Thomson kept the records of the Treaty of Easton (1757) on behalf of the Indian tribes and was adopted into the Delaware Indian Nation; he was named by the Indians “Man of Truth.” He served as the Secretary of every Congress from 1774 until 1789. He designed the Great Seal of the United States. It was Thomson who officially informed George Washington of his election to the Presidency. On July 4th of 1776, only two signatures were affixed to the authentication copy of the unanimously adopted Declaration of Independence: those of John Hancock as President of the Congress and Charles Thomson as Secretary. However, when the calligraphic official version that is so well known today was ready shortly thereafter (ready by July 19th and signed by Congress on August 2nd), the Secretary’s signature was not required. After his retirement from public service, Charles Thomson devoted his time to Biblical studies and, specifically, nineteen years to this superb work of Biblical translation. Thomson died in 1824.

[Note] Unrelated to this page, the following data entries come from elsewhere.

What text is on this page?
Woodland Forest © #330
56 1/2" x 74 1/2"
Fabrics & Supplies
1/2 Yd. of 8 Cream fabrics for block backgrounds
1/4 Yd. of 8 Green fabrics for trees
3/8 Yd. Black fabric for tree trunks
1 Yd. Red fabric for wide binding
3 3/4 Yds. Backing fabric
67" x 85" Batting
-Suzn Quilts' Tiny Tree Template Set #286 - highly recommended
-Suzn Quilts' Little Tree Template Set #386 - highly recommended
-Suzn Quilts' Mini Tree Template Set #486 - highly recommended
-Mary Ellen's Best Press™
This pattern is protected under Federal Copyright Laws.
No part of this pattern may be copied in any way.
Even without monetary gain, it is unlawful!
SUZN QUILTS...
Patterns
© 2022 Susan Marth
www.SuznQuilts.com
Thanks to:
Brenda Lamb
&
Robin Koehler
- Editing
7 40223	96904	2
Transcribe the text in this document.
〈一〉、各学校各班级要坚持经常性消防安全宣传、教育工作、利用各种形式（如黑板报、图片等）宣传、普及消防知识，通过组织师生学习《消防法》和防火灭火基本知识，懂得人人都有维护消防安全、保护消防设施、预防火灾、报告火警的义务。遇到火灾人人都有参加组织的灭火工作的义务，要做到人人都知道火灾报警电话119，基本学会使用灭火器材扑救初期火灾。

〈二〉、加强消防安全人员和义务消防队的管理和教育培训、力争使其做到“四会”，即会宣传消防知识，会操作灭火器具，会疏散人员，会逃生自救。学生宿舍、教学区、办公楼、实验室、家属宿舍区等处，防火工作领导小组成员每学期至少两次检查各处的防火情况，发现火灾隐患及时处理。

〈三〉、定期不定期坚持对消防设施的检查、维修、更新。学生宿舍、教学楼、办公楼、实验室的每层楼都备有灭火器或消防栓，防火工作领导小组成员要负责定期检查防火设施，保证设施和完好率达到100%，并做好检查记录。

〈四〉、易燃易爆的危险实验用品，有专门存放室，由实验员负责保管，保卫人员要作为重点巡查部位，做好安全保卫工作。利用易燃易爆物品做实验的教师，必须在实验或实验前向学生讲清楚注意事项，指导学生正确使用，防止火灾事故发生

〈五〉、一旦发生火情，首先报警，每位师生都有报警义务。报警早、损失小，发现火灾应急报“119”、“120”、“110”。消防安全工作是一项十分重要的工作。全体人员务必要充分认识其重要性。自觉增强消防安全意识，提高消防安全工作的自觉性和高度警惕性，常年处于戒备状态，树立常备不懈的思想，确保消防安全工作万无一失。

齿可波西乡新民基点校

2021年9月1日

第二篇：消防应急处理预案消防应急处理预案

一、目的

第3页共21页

Herbert 1514. Darlow and Moule 1006. Hills, EBA, 153. DAB, XVIII, 481-2.

Note 1:
“Whereupon, RESOLVED, THAT the United States in Congress Assembled highly approve the pious and laudable undertaking of Mr. AITKEN, as subservient to the interest of religion, as well as an instance of the progress of arts in this country, and being satisfied … of his care and accuracy in the execution of the work, they recommend this edition of the Bible to the inhabitants of the United States and hereby authorize him to publish this Recommendation in the manner he shall think proper.” – CHA. THOMSON, Sec’ry (from the preliminary matter of the 1782 Aitken Bible, “The Bible of the Revolution”).

Note 2:
The Thomson translation is based on John Field’s Cambridge 1665 second English edition of the Septuagint (Darlow and Moule 4701), which similarly supplied a Greek NT to make a complete Bible. The first edition of the Greek Septuagint in England was London: R. Daniel, 1653 (DM 4692).